Kaftko & The Male Body Positive Movement

Here at Kaftko, we take body-positive men very seriously—because we too have struggled and suffered from our own perceived flaws surrounding unrealistic body images. It’s because of those images and struggles that we’ve created Kaftko clothing in the first place.

Believe it or not, the fashion industry has a lot of influence on male body positivity, and some of the most popular fashion trends aren’t necessarily promoting a positive or healthy body image for men. Instead, most of the fashion world is contributing to the struggle of guys and their body image issues.

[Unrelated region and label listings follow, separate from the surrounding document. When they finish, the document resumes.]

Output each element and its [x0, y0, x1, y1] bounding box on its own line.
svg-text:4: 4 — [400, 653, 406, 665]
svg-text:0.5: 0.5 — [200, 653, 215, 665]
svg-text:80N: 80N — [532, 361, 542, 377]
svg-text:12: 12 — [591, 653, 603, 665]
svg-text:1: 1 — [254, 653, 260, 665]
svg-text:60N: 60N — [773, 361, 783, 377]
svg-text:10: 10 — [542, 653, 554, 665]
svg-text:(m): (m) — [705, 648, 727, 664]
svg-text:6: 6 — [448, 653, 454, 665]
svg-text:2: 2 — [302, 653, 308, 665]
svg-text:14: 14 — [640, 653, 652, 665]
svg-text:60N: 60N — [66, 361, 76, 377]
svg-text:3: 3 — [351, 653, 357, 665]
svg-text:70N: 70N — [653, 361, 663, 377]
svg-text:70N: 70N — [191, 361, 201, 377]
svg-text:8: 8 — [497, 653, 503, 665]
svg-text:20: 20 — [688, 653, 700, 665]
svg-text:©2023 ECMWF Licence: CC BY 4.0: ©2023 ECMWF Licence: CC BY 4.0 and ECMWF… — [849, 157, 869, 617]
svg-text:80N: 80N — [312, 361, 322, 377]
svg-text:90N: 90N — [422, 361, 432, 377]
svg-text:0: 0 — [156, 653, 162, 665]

Thankfully, there’s been a small shift in the male fashion world in the past decade, and we’re finally seeing more and more fashion companies jump on board with the male body-positive movement. We love it! Because all people, men, women, etc., come in various shapes and sizes. We want to embrace the uniqueness of each human body. Not just girls’ and guys’ bodies—all bodies!

male bodies - Kaftko

You see, our ethos at Kaftko is “Made For All''. So, instead of using the same ol’ terms like gender-neutral, size-inclusive, or age-appropriate, we’ve combined them all and created just one simple idea… Fashion Fluid!

We’re about freedom, comfortability, and truly expressing yourself through style and fashion in a way that is unique and positive to you. No hidden agendas or ulterior motives. Just highly fashionable clothing that accentuates your body most positively.

The ideal male figure is multi-layered, but somehow popular media platforms have turned it into a superficial subject that hinders the core of who we are, what we want to be, and who we wish we weren’t. 

But we say, No more! It’s about time to shine the light on this often-overlooked problem. It’s time for men of all shapes to embrace the confidence of who they are without the worry of what society thinks. And it’s time for you to flaunt what you’ve got in whatever makes you feel confident in your skin.

So men, let’s join the conversation and movement of what it means to have male body positivity today!